O Ministério da Saúde disse ao Portal M!, por meio de nota, que até o momento não há casos confirmados da doença no Brasil. Os Centros de Informações Estratégicas de Vigilância em Saúde (CIEVS) monitoram junto aos núcleos de epidemiologia hospitalar da Rede Nacional de Vigilância Hospitalar (RENAVEH) qualquer alteração do perfil epidemiológico, bem como a detecção de casos suspeitos da doença.

"A pasta orienta aos profissionais de saúde e da Rede Nacional de Vigilância, Alerta e Resposta às Emergências em Saúde Pública do Sistema Único de Saúde (VigiAR-SUS) que estejam atentos e que suspeitas sejam notificadas imediatamente", disse o órgão.

 
Entenda o que é hepatite

De forma bem didática, o hepatologista Raymundo Paraná explicou ao Portal M! que o termo hepatite significa uma inflamação no fígado. Contudo, este quadro pode ocorrer de várias formas e por causas diferentes, como obesidade, abuso de bebida alcoolica, uso de medicamentos (principalmente sem prescrição médica), consumo de chás fitoterápicos, além das doenças autoimunes e genéticas.

"Tudo isso causa inflamação no fígado. Quando essa inflamação é causada por um vírus, chamamos de hepatite viral. Existem os principais vírus causadores de hepatite que são determinados pelas letras A, B, C, D e E. Embora todos causem hepatite, são doenças diferentes. No caso do vírus A e B tem vacina, e o D tem, por consequência, imunização, após [tomar a] a vacina do vírus B", explicou.

Logo, dos cinco vírus, três são prevenidos por vacinação.
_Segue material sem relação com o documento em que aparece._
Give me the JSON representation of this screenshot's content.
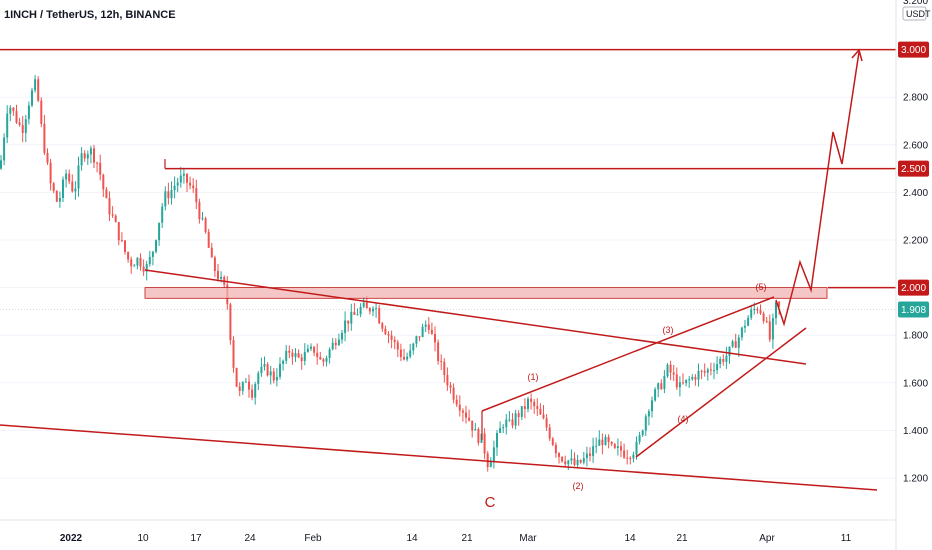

Porém, de acordo com Paraná, existem outros agentes que causam doenças em outros órgãos e sistemas do corpo humano, que, eventualmente, podem atingir o fígado e causar hepatite.
 
"Aí, entram o citomegalovírus, espargo vírus, os picornavírus, e também os adenovírus, que hoje estão em voga por serem a principal suspeita nos casos mais recentes de hepatite grave que têm sido descritos no mundo", explicou.

Entre os casos da doença, principalmente nas manifestações mais agudas, há sempre o risco de evolução para sua forma mais agressiva - a chamada hepatite fulminante.
 
"Isso ocorre também em outras situações, por exemplo, por [uso indiscriminado de] fitoterápicos, que também podem causar o que chamamos de hepatite fulminante, que nada mais é do que uma grande destruição do tecido hepático, das células do fígado e a perda da funcionalidade do órgão. Ou seja, o órgão para de funcionar", disse. 
 
"É como se a hepatite fosse uma tempestade, enquanto que a hepatite fulminante é um tornado, e por onde ela passa ela destrói", associou.